Ainda não nos convencemos de que o caminho não é “integrar”, ou seja, dar umas benesses aos “pobres desgraçados”, mas construir uma sociedade e um meio ambiente onde todos possam estar. Todos temos deficiências, só que algumas são aceites e outras não. O que é injusto. O que não é decente. O que fere os valores fundamentais da humanidade!

Mesmo com enormes melhorias e avanços, há ainda que lutar para que as pessoas portadoras de deficiência, seja qual for o seu grau de handicap, vivam plenamente a cidadania. A variedade do tecido social é a sua maior “mais-valia”. Aliada a esta concepção do mundo está a questão da qualidade de vida e de como este conceito, associado aos conceitos de felicidade, auto-estima, respeito por si e pelos outros e participação, constitui os objectivos individuais e sociais, ao nível dos diversos ecossistemas, numa perspectiva solidária e complementar da sociedade. Uma sociedade onde todos possam, se quiserem, “usar perfume”, pesem ainda as muitas barreiras, obstáculos e dificuldades que se colocam no quotidiano da pessoa com deficiência e da sua família.

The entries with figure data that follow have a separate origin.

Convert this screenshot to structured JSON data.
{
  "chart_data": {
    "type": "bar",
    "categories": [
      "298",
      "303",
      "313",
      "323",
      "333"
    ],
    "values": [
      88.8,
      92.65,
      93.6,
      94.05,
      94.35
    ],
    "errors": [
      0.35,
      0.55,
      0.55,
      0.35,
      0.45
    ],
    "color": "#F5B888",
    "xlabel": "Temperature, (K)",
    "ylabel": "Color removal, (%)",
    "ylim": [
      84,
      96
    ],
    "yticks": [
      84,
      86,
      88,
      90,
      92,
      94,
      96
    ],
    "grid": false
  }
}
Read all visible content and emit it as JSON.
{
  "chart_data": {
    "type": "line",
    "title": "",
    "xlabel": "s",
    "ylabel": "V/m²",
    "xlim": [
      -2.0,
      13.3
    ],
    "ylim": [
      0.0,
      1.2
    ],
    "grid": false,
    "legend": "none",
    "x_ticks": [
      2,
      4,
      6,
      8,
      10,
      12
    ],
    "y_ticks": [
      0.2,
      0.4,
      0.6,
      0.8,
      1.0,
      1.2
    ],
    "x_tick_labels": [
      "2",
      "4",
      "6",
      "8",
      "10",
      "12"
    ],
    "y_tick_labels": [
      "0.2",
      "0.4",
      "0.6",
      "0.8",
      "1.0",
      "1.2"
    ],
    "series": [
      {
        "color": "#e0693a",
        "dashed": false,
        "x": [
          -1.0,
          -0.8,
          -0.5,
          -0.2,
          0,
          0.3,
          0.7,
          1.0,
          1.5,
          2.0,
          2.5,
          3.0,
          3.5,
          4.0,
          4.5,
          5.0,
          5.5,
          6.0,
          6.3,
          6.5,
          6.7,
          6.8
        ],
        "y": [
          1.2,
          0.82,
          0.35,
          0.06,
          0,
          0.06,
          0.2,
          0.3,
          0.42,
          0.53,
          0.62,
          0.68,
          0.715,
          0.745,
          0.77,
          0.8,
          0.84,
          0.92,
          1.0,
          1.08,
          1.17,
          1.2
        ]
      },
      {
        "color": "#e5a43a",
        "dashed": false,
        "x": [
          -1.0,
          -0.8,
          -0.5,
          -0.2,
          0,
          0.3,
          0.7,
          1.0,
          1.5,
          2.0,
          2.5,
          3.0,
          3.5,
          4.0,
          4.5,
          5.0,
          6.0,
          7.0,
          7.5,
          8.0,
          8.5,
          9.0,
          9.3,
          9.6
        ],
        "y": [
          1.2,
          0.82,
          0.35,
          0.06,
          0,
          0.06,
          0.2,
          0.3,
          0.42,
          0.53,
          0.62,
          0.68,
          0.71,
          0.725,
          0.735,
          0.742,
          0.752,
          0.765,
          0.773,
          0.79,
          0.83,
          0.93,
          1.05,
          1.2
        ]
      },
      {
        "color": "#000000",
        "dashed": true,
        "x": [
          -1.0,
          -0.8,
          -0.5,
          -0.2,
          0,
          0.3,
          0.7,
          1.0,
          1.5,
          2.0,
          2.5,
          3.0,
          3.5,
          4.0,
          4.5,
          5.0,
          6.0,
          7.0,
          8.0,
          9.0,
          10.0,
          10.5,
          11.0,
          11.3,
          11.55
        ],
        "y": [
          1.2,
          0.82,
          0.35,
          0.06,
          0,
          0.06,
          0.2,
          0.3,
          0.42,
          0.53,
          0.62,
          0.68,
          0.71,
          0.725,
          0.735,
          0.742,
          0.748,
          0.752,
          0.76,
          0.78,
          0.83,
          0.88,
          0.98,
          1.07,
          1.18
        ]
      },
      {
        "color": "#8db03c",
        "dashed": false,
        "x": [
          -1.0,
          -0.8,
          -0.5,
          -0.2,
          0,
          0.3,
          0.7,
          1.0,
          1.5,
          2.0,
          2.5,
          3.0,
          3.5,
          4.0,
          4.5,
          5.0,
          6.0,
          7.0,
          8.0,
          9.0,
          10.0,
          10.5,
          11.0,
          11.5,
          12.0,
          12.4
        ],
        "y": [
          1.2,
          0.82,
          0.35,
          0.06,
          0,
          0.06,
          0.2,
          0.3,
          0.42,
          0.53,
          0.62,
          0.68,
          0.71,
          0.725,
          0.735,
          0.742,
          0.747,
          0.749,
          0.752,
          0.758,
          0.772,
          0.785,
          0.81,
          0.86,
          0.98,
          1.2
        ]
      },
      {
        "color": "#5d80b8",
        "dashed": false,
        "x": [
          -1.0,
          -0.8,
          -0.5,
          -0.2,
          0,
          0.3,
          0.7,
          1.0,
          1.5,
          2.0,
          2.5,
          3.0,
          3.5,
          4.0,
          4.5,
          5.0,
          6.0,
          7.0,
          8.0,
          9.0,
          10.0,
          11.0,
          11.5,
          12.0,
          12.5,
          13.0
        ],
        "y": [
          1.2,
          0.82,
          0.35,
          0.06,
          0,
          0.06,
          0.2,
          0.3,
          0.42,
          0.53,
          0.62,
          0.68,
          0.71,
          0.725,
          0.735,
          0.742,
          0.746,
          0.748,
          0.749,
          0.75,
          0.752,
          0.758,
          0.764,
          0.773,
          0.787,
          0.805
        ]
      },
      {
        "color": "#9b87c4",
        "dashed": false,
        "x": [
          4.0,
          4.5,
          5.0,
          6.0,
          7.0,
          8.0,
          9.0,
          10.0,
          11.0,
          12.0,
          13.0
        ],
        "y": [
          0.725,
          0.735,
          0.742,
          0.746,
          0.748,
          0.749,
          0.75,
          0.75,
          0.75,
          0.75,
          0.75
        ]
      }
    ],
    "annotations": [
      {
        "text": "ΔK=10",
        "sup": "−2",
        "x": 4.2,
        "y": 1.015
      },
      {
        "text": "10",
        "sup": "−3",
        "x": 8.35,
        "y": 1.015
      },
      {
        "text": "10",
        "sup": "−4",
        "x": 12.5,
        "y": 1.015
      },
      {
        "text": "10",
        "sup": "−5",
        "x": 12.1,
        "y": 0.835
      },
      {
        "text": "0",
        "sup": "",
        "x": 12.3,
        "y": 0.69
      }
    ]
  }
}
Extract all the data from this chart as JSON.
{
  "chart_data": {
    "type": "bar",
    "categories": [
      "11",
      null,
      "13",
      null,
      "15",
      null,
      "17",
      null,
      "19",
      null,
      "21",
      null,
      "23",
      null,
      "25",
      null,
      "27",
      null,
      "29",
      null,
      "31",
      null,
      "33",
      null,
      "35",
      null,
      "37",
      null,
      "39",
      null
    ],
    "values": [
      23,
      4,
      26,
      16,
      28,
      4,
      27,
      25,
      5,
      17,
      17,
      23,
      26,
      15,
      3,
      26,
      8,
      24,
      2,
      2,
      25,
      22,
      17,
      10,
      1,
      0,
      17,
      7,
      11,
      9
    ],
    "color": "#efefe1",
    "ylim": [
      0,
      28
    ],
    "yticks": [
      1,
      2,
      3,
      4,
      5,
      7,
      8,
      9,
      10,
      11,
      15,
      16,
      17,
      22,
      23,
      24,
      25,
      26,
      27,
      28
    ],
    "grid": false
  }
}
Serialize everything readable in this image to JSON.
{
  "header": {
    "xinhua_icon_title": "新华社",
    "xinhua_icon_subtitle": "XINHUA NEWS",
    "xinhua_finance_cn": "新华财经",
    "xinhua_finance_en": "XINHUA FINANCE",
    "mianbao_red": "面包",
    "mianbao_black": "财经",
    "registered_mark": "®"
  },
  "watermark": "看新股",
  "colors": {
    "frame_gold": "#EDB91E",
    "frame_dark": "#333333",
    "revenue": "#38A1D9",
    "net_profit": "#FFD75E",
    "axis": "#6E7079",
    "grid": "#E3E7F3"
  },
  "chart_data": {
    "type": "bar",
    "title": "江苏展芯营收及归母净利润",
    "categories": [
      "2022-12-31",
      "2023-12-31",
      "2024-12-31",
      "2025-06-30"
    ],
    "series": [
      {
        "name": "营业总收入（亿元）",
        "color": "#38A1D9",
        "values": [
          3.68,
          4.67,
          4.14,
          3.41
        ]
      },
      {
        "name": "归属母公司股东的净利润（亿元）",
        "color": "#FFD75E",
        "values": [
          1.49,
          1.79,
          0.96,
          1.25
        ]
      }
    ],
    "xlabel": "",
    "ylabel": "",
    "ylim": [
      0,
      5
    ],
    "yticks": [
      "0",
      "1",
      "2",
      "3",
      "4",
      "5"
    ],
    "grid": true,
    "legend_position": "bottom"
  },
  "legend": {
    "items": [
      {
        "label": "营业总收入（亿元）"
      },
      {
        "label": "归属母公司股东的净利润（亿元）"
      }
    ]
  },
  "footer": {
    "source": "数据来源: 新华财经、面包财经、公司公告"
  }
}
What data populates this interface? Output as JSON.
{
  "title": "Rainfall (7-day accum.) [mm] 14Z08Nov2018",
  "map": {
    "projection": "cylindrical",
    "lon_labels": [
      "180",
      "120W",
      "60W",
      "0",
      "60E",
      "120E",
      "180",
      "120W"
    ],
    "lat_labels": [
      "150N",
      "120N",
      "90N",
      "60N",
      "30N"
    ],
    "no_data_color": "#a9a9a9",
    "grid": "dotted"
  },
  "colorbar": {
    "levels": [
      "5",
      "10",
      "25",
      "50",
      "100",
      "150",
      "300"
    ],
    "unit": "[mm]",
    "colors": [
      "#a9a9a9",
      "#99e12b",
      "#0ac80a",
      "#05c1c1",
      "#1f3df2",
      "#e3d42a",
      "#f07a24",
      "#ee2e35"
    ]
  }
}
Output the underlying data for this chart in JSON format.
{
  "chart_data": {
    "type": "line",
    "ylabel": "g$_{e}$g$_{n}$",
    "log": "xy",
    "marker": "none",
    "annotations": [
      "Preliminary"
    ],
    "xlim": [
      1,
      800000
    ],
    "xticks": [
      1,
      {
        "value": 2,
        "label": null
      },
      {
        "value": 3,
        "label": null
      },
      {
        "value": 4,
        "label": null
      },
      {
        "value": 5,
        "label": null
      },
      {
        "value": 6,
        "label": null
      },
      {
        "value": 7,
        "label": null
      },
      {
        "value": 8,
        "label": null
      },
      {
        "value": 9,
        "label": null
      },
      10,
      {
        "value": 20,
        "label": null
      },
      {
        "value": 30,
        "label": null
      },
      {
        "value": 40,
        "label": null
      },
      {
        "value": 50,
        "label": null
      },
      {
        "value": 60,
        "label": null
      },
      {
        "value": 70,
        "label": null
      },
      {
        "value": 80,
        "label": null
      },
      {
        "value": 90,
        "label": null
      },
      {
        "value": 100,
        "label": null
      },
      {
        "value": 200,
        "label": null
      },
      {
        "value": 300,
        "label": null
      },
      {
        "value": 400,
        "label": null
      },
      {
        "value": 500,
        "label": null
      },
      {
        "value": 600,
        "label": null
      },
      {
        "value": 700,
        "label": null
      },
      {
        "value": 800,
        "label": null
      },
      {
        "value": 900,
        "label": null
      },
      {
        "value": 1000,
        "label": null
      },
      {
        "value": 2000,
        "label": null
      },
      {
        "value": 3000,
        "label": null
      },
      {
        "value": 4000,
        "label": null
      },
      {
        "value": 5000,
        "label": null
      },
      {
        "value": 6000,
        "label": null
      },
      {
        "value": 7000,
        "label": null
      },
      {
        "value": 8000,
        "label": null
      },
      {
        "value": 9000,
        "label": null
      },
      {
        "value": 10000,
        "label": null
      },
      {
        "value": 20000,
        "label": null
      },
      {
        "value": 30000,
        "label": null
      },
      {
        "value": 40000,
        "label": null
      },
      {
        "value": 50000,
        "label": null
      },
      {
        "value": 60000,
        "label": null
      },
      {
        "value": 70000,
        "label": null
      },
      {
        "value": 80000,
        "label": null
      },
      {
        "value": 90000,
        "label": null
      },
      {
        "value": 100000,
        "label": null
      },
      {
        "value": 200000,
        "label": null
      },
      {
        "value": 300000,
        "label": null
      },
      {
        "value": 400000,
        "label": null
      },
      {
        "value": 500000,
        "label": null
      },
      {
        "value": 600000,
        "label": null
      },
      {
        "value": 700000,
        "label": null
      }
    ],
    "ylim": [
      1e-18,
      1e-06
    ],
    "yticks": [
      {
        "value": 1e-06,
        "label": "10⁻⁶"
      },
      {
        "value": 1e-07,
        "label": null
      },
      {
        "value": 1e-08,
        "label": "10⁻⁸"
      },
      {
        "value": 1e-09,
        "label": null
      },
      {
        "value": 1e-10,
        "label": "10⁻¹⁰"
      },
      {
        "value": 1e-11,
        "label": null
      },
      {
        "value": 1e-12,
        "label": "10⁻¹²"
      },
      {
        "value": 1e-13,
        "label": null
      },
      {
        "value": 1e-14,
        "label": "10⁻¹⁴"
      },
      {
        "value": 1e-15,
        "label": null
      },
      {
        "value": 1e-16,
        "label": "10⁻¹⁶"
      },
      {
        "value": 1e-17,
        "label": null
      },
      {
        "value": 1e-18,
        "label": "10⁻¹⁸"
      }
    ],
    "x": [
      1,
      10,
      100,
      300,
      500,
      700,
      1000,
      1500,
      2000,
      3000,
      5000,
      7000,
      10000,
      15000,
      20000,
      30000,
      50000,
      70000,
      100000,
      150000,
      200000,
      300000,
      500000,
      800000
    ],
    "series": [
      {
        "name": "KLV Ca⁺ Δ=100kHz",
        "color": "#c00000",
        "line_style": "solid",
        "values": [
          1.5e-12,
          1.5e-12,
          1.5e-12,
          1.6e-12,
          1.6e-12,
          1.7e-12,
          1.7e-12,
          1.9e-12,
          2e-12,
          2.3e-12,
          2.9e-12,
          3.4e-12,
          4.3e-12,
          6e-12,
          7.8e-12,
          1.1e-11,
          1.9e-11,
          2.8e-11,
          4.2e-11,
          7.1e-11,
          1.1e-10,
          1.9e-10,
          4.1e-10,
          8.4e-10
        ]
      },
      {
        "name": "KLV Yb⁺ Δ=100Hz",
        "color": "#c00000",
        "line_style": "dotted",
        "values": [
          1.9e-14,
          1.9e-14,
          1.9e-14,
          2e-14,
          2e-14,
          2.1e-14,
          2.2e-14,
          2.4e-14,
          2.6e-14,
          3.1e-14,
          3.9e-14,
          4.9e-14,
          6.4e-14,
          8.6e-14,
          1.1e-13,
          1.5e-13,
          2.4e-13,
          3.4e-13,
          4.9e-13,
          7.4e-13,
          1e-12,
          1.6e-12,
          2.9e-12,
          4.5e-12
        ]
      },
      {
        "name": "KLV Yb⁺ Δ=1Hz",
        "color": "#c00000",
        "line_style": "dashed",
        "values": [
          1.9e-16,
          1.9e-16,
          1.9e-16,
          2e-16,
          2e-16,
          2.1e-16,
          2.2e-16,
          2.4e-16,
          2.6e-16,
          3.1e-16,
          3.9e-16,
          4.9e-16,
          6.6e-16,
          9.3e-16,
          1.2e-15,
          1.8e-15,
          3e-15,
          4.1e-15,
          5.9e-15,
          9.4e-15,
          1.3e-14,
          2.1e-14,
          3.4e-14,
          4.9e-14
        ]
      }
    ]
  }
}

A sociedade é composta por diversas matizes e cada um de nós, mesmo vendo-nos a nós próprios como “sem deficiência”, temos também uma série de “fraquezas” e mesmo handicaps, os quais muitas vezes nos causam até maior impacte social e relacional do que as consideradas deficiências “tradicionais” – veja-se a timidez, por exemplo. A complementaridade do tecido social e a participação de todos na vida comum é a única maneira de potenciar toda a riqueza da espécie humana.

É por isso que a mãe da Vera lhe põe perfume, tal como a mãe da Francisca… todavia, na atitude preconceituosa da mãe da segunda é que reside a diferença conceptual e civilizacional.